HO CHI MINH CITY - Nguyen Thanh Trung was a South Vietnamese Air Force pilot and secret member of the Communist Party when he flew his United States-built F-5 warplane over Saigon to drop two bombs through the roof of the presidential palace.
That was on April 8, 1975, three weeks before North Vietnamese tanks crashed through the gates of the same palace, South Vietnam surrendered and the Communist Party's 30-year war for a reunited and independent country was over.
Now Trung is deputy director-general of Vietnam Airlines and hopes he will be the pilot of the carrier's first commercial flight to the US, the one-time enemy that trained him first as a war pilot and later to fly Boeing 777 passenger jets.

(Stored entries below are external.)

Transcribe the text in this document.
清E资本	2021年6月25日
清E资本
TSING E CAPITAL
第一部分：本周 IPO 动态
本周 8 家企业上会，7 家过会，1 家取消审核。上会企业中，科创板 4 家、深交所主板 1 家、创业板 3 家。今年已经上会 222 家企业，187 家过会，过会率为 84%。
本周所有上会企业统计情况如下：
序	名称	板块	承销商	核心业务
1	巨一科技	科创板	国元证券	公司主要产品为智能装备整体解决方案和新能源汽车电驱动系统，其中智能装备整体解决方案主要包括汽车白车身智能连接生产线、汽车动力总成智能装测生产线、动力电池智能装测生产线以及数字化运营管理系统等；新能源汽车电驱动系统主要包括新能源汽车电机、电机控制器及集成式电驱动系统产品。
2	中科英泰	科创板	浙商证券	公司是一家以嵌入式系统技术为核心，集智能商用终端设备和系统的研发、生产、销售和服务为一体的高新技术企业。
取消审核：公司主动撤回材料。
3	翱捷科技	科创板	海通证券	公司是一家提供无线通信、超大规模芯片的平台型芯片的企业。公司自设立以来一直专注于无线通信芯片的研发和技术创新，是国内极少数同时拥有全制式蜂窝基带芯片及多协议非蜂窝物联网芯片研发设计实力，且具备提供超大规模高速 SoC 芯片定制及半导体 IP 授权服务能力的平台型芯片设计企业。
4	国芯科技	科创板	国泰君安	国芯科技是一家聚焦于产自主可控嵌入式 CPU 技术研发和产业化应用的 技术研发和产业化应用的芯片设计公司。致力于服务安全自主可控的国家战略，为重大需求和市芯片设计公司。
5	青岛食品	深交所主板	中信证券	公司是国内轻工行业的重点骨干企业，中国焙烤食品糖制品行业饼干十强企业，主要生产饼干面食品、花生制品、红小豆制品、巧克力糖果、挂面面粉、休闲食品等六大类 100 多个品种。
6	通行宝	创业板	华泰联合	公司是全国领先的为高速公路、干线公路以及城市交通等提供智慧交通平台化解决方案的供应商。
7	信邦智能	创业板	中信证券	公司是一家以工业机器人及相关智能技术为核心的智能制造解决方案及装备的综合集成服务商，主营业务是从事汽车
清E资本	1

Vietnam Airlines hopes to inaugurate its first direct flight to the US late this year. "I really hope that maybe I'm the first to fly into San Francisco," Trung said in front of his old F-5 in the grounds of the old presidential palace, now a revolutionary museum.
It's all a long way from the day 30 years ago when the Communist Party told him it was finally time to bomb the palace as the North Vietnamese Army launched a campaign in the Central Highlands that began the collapse of the demoralised southern forces and led to the war's end on April 30.
Trung had joined the South Vietnam Air Force with instructions from the party to become the best pilot he could be and await orders.
After Trung dropped two bombs through the roof of the palace he flew his plane into a "liberated zone" where a runway had been prepared. He was proclaimed a national hero.